My habit is to keep an open mind about matters, and to consider new information as it is available. But as Dewey once said (I think it was Dewey): keeping an open mind is having a welcome mat at your front door; it is not leaving the door open with the sign, "come on in". Reading the Singer- McMahan op ed, and the legal claims it put forward, has not changed the substance of my view, though since I am not a lawyer, I can't evaluate the legal basis for the appeal, or whether the court committed a legal error in disallowing the video or other matters. However, the science is clear: facilitated communication is neither reliable or effective in giving voice to the mute.

But as I wrote some time ago, suppose facilitated communication in fact did allow DJ to express himself.

But suppose counterfactually that DJ really was communicating and did in fact express his desire and willingness to become sexually intimate with Stubblefield. This supposition would not erase significant moral concerns, which I turn to next.

On our counterfactual scenario, DJ, while an adult in years, has been socially isolated through his inability to speak or interact with others in a variety of venues. He has lived with his family his whole life, and  has had limited contact with life outside his very limited circle of household, school, day program, church. He has never been able to choose where to go, whether to go, what to read or watch on tv, with whom to interact. He has things to say but no one to say them to. Now, on our counterfactual scenario, suddenly he can communicate, with the facilitation of Stubblefield. Of course, he would fall madly in love with her. She is his liberator. This would be a predictable form of transference. Stubblefield, but not DJ, would be in a position to recognize this. She, not DJ, would be in the position to see that there is a gross power imbalance between them, that she has the power conferred by her experience, knowledge of the world, and her role in DJ's life; DJ, however, is like a person newly liberated from a locked room, only now beginning to navigate the world, and just as vulnerable. To commence a sexual relationship at this time, even if DJ expressed his desire to, is to exploit his vulnerability, his lack of perspective and patience gained from experience to assess his own desires and choose which to act on. Stubblefield, a philosopher and disability rights activist, should have been hyper-acutely aware of how their relative positions would make an equal sexual relationship between them impossible.
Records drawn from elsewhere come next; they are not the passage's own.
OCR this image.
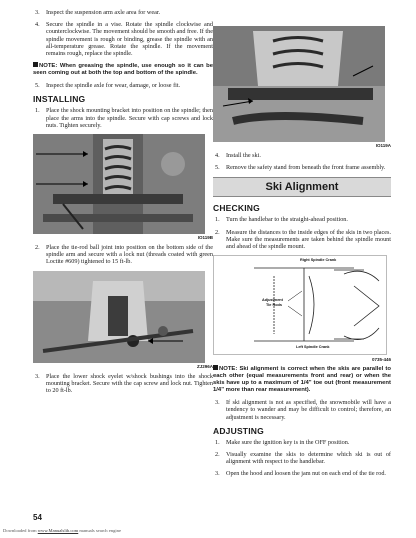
3. Inspect the suspension arm axle area for wear.
4. Secure the spindle in a vise. Rotate the spindle clockwise and counterclockwise. The movement should be smooth and free. If the spindle movement is rough or binding, grease the spindle with an all-temperature grease. Rotate the spindle. If the movement remains rough, replace the spindle.

NOTE: When greasing the spindle, use enough so it can be seen coming out at both the top and bottom of the spindle.

5. Inspect the spindle axle for wear, damage, or loose fit.
INSTALLING
1. Place the shock mounting bracket into position on the spindle; then place the arms into the spindle. Secure with cap screws and lock nuts. Tighten securely.
IO119B
2. Place the tie-rod ball joint into position on the bottom side of the spindle arm and secure with a lock nut (threads coated with green Loctite #609) tightened to 15 ft-lb.
ZJ296A
3. Place the lower shock eyelet w/shock bushings into the shock mounting bracket. Secure with the cap screw and lock nut. Tighten to 20 ft-lb.
IO119A
4. Install the ski.
5. Remove the safety stand from beneath the front frame assembly.
Ski Alignment
CHECKING
1. Turn the handlebar to the straight-ahead position.
2. Measure the distances to the inside edges of the skis in two places. Make sure the measurements are taken behind the spindle mount and ahead of the spindle mount.
Right Spindle Crank
Adjustment
Tie Rods
Left Spindle Crank
0735-446

NOTE: Ski alignment is correct when the skis are parallel to each other (equal measurements front and rear) or when the skis have up to a maximum of 1/4" toe out (front measurement 1/4" more than rear measurement).

3. If ski alignment is not as specified, the snowmobile will have a tendency to wander and may be difficult to control; therefore, an adjustment is necessary.
ADJUSTING
1. Make sure the ignition key is in the OFF position.
2. Visually examine the skis to determine which ski is out of alignment with respect to the handlebar.
3. Open the hood and loosen the jam nut on each end of the tie rod.
54
Downloaded from www.Manualslib.com manuals search engine
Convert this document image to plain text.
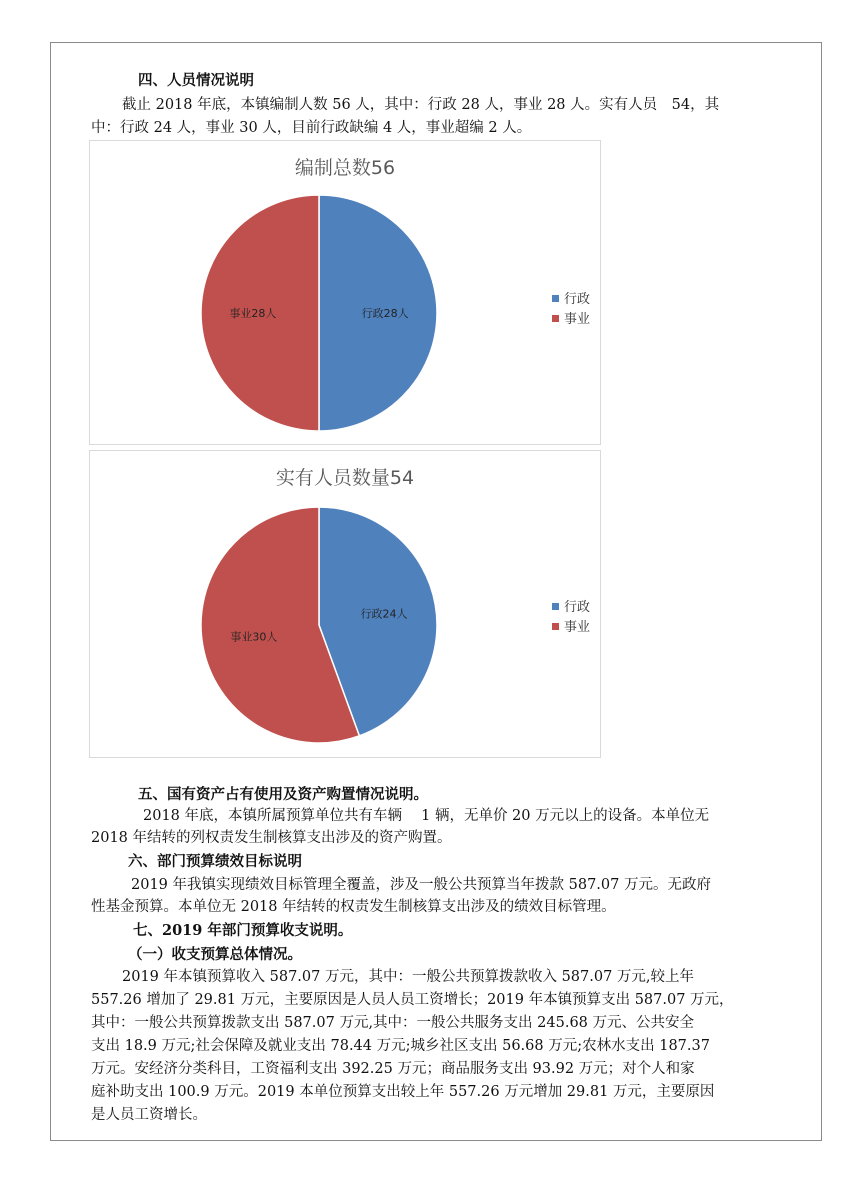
四、人员情况说明
截止 2018 年底，本镇编制人数 56 人，其中：行政 28 人，事业 28 人。实有人员　54，其
中：行政 24 人，事业 30 人，目前行政缺编 4 人，事业超编 2 人。
编制总数56
行政28人
事业28人
行政
事业
实有人员数量54
行政24人
事业30人
行政
事业
五、国有资产占有使用及资产购置情况说明。
2018 年底，本镇所属预算单位共有车辆　 1 辆，无单价 20 万元以上的设备。本单位无
2018 年结转的列权责发生制核算支出涉及的资产购置。
六、部门预算绩效目标说明
2019 年我镇实现绩效目标管理全覆盖，涉及一般公共预算当年拨款 587.07 万元。无政府
性基金预算。本单位无 2018 年结转的权责发生制核算支出涉及的绩效目标管理。
七、2019 年部门预算收支说明。
（一）收支预算总体情况。
2019 年本镇预算收入 587.07 万元，其中：一般公共预算拨款收入 587.07 万元,较上年
557.26 增加了 29.81 万元，主要原因是人员人员工资增长；2019 年本镇预算支出 587.07 万元，
其中：一般公共预算拨款支出 587.07 万元,其中：一般公共服务支出 245.68 万元、公共安全
支出 18.9 万元;社会保障及就业支出 78.44 万元;城乡社区支出 56.68 万元;农林水支出 187.37
万元。安经济分类科目，工资福利支出 392.25 万元；商品服务支出 93.92 万元；对个人和家
庭补助支出 100.9 万元。2019 本单位预算支出较上年 557.26 万元增加 29.81 万元，主要原因
是人员工资增长。
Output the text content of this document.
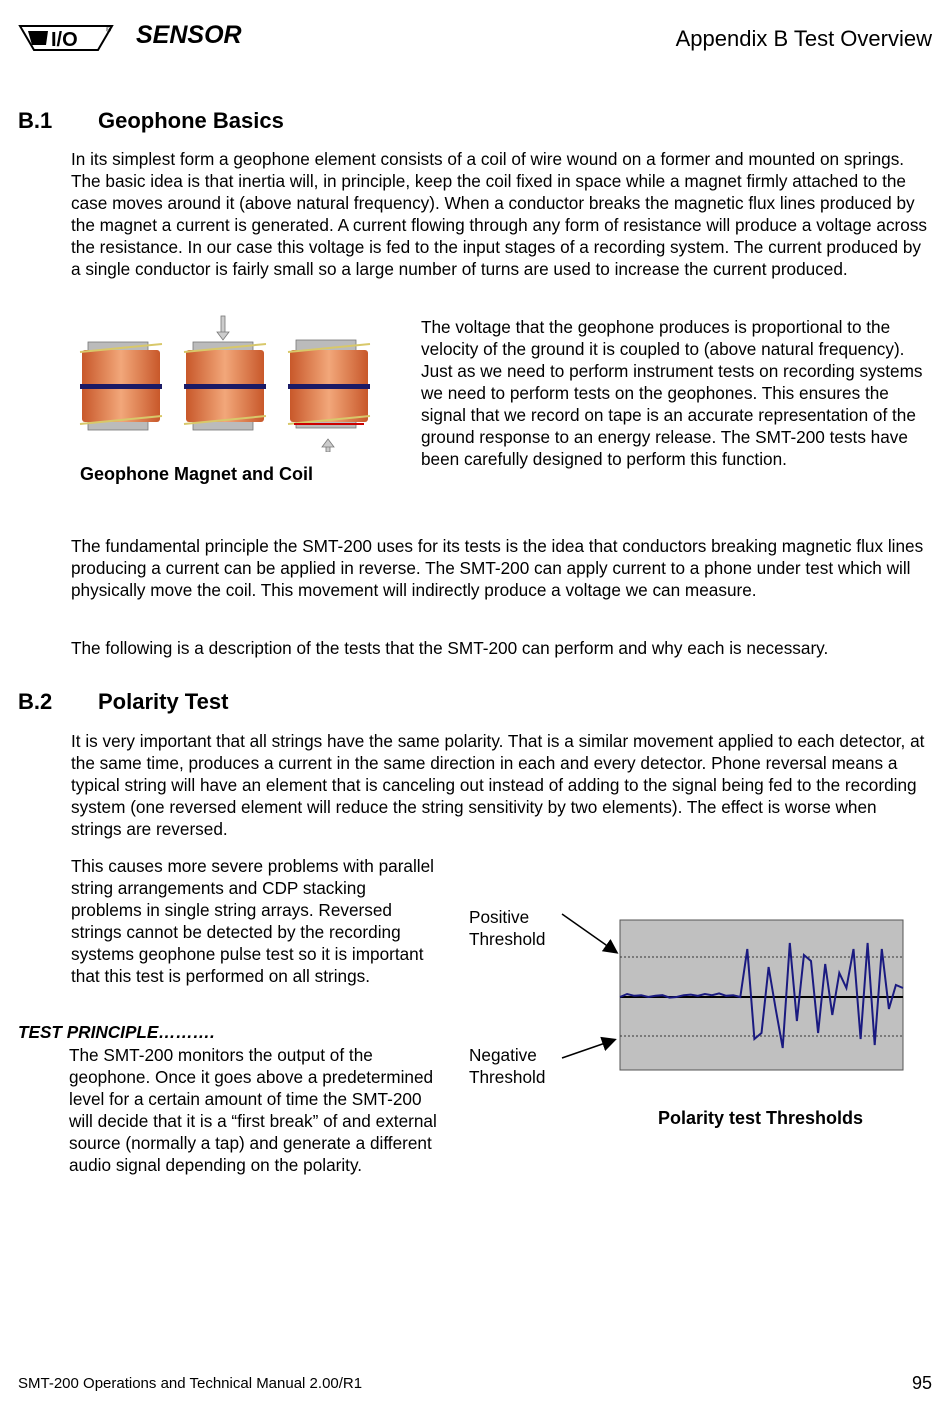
I/O	® SENSOR	Appendix B Test Overview
B.1 Geophone Basics

In its simplest form a geophone element consists of a coil of wire wound on a former and mounted on springs. The basic idea is that inertia will, in principle, keep the coil fixed in space while a magnet firmly attached to the case moves around it (above natural frequency). When a conductor breaks the magnetic flux lines produced by the magnet a current is generated. A current flowing through any form of resistance will produce a voltage across the resistance. In our case this voltage is fed to the input stages of a recording system. The current produced by a single conductor is fairly small so a large number of turns are used to increase the current produced.

Geophone Magnet and Coil

The voltage that the geophone produces is proportional to the velocity of the ground it is coupled to (above natural frequency). Just as we need to perform instrument tests on recording systems we need to perform tests on the geophones. This ensures the signal that we record on tape is an accurate representation of the ground response to an energy release. The SMT-200 tests have been carefully designed to perform this function.

The fundamental principle the SMT-200 uses for its tests is the idea that conductors breaking magnetic flux lines producing a current can be applied in reverse. The SMT-200 can apply current to a phone under test which will physically move the coil. This movement will indirectly produce a voltage we can measure.

The following is a description of the tests that the SMT-200 can perform and why each is necessary.

B.2 Polarity Test

It is very important that all strings have the same polarity. That is a similar movement applied to each detector, at the same time, produces a current in the same direction in each and every detector. Phone reversal means a typical string will have an element that is canceling out instead of adding to the signal being fed to the recording system (one reversed element will reduce the string sensitivity by two elements). The effect is worse when strings are reversed.

This causes more severe problems with parallel string arrangements and CDP stacking problems in single string arrays. Reversed strings cannot be detected by the recording systems geophone pulse test so it is important that this test is performed on all strings.

TEST PRINCIPLE……….

The SMT-200 monitors the output of the geophone. Once it goes above a predetermined level for a certain amount of time the SMT-200 will decide that it is a “first break” of and external source (normally a tap) and generate a different audio signal depending on the polarity.

Positive
Threshold
Negative
Threshold
Polarity test Thresholds
SMT-200 Operations and Technical Manual 2.00/R1	95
Worse, as his primary facilitator, Stubblefield should have been aware of the responsibilities of that position. The relationship between facilitator and communicator is of necessity quite intimate, and for that reason, it is even more important to avoid sexualizing it, especially when the voice of the communicator is just emerging. Eroticizing the relationship makes it more emotionally labile and unstable, endangering this hard-won voice.

 Stubblefield also should have recognized that valid consent requires the possibility of its withdrawal. With his sexual partner as his 'voice', it is less likely that DJ would have been able to 'voice' an end to the relationship.

So, in my view, Stubblefield crossed moral boundaries as well as legal ones. I believe that she didn't think through the former, but she should have. About the latter, she probably honestly believed that she and DJ had a mutual, loving relationship, and so was stunned when accused and convicted of sex assault. But her belief was delusive, and she, as well as DJ, was its victim.
All that said, I continue to believe that the lengthy prison sentence imposed on Stubblefield is not in the interest of justice, but I maintain that not because of special pleading for Stubblefield, but because there are strong and persuasive reasons to oppose lengthy prison sentences on the grounds of justice  and individual and social well-being.

In a somewhat related matter, an article published under the authorship of DJ in Disability Studies Quarterly has been retracted by that journal, but not because of suspicions about the genuine author, but because it substantially overlapped with another article published elsewhere under his name.

Monday, April 10, 2017

Free access to academic papers

It's not just fake academic journals which prey on academia. Too many of the legitimate ones are published by profit seeking publishers, increasingly few in number and facing little competition, allowing these publishing outfits to routinely jack up prices skyward.

But now there is a new lemonade stand in town, serving customers for free.
(L)ibrarians attending the Association of College and Research Libraries conference in March were glad to hear that the Open Access Button, a tool that helps researchers gain free access to copies of articles, will be integrated into existing interlibrary-loan arrangements.
Another initiative, called Unpaywall, is a simple browser extension, but its creators, Jason Priem and Heather Piwowar, say it could help alter the status quo of scholarly publishing.
"We’re setting up a lemonade stand right next to the publishers’ lemonade stand," says Mr. Priem. "They’re charging $30 for a glass of lemonade, and we’re showing up right next to them and saying, ‘Lemonade for free’. It’s such a disruptive, exciting, and interesting idea, I think."
Like the Open Access Button, Unpaywall is open-source, nonprofit, and dedicated to improving access to scholarly research. The button, devised in 2013, has a searchable database that comes into play when a user hits a paywall.
Unpaywall, by contrast, has focused on creating a browser extension. "We want to do just one thing really well: instantly deliver legal, open-access, full text as you browse," says Mr. Priem, who also started the altmetrics site Impactstory with Ms. Piwowar.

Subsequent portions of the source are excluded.